La seconde, que l’amateur de western que je suis affectionne particulièrement, est également connue sous le titre Good Guys Wear White Hats. Né dans le Nebraska, Falter découvre très tôt le dessin et se forme au Kansas City Art Institute avant de s’installer à New York, où il rejoint le milieu foisonnant des illustrateurs américains.
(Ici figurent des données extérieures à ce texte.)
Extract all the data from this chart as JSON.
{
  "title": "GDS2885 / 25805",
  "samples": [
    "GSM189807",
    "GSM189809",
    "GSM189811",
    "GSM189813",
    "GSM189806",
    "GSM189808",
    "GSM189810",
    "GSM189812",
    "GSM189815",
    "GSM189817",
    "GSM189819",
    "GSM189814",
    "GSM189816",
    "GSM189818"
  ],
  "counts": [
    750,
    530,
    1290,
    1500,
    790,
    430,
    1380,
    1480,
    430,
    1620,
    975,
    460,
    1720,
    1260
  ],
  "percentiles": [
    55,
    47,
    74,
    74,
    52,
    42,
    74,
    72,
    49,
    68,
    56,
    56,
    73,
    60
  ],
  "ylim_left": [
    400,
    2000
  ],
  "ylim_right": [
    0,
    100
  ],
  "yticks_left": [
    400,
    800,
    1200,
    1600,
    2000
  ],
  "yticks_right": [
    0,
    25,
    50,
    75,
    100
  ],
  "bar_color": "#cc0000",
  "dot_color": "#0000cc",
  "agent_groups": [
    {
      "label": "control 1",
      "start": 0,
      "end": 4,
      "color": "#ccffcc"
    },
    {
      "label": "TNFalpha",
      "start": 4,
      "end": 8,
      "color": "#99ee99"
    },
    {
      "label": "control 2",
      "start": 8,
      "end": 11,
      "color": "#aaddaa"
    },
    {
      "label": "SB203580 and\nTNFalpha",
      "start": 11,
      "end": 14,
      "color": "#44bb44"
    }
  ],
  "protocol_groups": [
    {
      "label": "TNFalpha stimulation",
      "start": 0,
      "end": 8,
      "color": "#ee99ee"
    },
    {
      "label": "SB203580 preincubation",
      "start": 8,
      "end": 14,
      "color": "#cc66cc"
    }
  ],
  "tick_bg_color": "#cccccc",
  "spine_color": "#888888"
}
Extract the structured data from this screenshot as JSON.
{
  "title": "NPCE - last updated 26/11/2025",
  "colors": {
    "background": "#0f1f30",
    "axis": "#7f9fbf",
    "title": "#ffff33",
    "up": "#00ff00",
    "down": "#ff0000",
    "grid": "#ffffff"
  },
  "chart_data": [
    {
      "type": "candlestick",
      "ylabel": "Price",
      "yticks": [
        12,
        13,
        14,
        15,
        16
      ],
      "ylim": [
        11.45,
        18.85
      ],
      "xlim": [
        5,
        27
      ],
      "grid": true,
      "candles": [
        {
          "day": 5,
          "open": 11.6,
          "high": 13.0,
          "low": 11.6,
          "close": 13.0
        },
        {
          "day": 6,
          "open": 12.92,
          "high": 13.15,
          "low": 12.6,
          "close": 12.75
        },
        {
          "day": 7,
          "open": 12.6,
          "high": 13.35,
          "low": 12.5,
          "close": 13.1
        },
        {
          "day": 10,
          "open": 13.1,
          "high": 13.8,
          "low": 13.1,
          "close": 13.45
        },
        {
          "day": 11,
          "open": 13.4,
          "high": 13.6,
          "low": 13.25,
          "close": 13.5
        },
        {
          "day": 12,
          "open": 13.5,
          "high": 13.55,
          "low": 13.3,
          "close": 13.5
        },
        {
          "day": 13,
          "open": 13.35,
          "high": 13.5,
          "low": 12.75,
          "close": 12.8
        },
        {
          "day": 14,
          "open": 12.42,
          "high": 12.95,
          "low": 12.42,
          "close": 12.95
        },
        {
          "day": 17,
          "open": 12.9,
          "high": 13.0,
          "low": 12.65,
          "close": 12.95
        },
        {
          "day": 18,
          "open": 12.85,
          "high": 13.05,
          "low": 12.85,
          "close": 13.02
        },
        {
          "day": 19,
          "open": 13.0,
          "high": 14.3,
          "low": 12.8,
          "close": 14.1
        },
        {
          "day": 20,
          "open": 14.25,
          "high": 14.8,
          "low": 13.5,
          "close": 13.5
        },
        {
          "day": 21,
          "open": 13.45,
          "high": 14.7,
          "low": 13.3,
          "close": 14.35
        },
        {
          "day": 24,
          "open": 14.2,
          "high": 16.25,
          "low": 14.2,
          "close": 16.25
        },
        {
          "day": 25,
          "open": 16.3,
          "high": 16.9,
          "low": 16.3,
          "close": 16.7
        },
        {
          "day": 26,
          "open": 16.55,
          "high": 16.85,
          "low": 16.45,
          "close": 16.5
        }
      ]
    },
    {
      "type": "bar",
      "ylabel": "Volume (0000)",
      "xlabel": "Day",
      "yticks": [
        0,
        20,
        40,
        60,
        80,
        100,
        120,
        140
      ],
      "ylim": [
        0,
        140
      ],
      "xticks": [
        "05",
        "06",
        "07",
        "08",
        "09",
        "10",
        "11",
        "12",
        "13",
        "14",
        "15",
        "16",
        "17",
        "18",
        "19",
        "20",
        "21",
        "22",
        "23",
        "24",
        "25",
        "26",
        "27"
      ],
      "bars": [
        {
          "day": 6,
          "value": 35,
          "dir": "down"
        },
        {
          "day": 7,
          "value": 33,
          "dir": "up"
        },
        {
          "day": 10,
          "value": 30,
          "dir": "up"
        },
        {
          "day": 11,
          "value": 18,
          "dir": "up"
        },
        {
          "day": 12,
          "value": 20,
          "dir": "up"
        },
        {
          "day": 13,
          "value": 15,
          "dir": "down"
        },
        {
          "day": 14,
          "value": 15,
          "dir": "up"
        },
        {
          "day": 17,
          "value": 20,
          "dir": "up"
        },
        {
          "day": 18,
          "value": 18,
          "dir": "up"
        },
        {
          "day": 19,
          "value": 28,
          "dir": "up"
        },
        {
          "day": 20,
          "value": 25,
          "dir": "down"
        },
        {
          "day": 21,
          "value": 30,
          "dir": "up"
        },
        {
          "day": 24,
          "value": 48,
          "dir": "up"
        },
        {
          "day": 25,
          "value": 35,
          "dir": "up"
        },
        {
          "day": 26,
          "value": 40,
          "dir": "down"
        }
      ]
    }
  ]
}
Ses premières années se déroulent dans l’univers des pulps”, ces magazines populaires de fiction illustrée qui connaissent leur âge d’or pendant la Grande Dépression.

J.F. - Young Sammy Sixgun (1957)
Comme beaucoup de grands illustrateurs américains de sa génération, il participe ainsi à cette histoire d’une image populaire capable de raconter un monde en une seule scène.
Après ses premières collaborations avec les magazines, il travaille pour de grandes marques avant de s’engager dans la Marine américaine pendant la Seconde Guerre mondiale, où il réalise plus de trois cents affiches de recrutement. En 1943, il signe sa première couverture pour The Saturday Evening Post, début d’une collaboration de vingt-cinq ans et de plus de 120 couvertures.
Grand admirateur de Norman Rockwell, qu’il considère comme un modèle, Falter développe pourtant un style très personnel.
Ses compositions panoramiques, souvent peuplées d’une multitude de personnages, se distinguent des scènes plus resserrées de son aîné et influenceront même Rockwell, qui parlera plus tard de sa propre « période Falter ».
Falter disait vouloir peindre « un morceau d’Amérique, un cadre pour l’imagination ». Il trouve sa voie dans la représentation du quotidien du Midwest, avec humour et tendresse, avant de se consacrer davantage, à la fin de sa vie, aux thèmes de l’Ouest américain, fidèle à son goût pour les grands espaces et la mémoire du pays.
Moins célèbre aujourd’hui que Rockwell ou Leyendecker, John Philip Falter reste pourtant un témoin sensible de l’Amérique du milieu du XXᵉ siècle. Son œuvre rappelle une époque où l’illustration populaire n’était pas seulement un art commercial, mais aussi une manière de raconter une société, ses rêves et son imaginaire.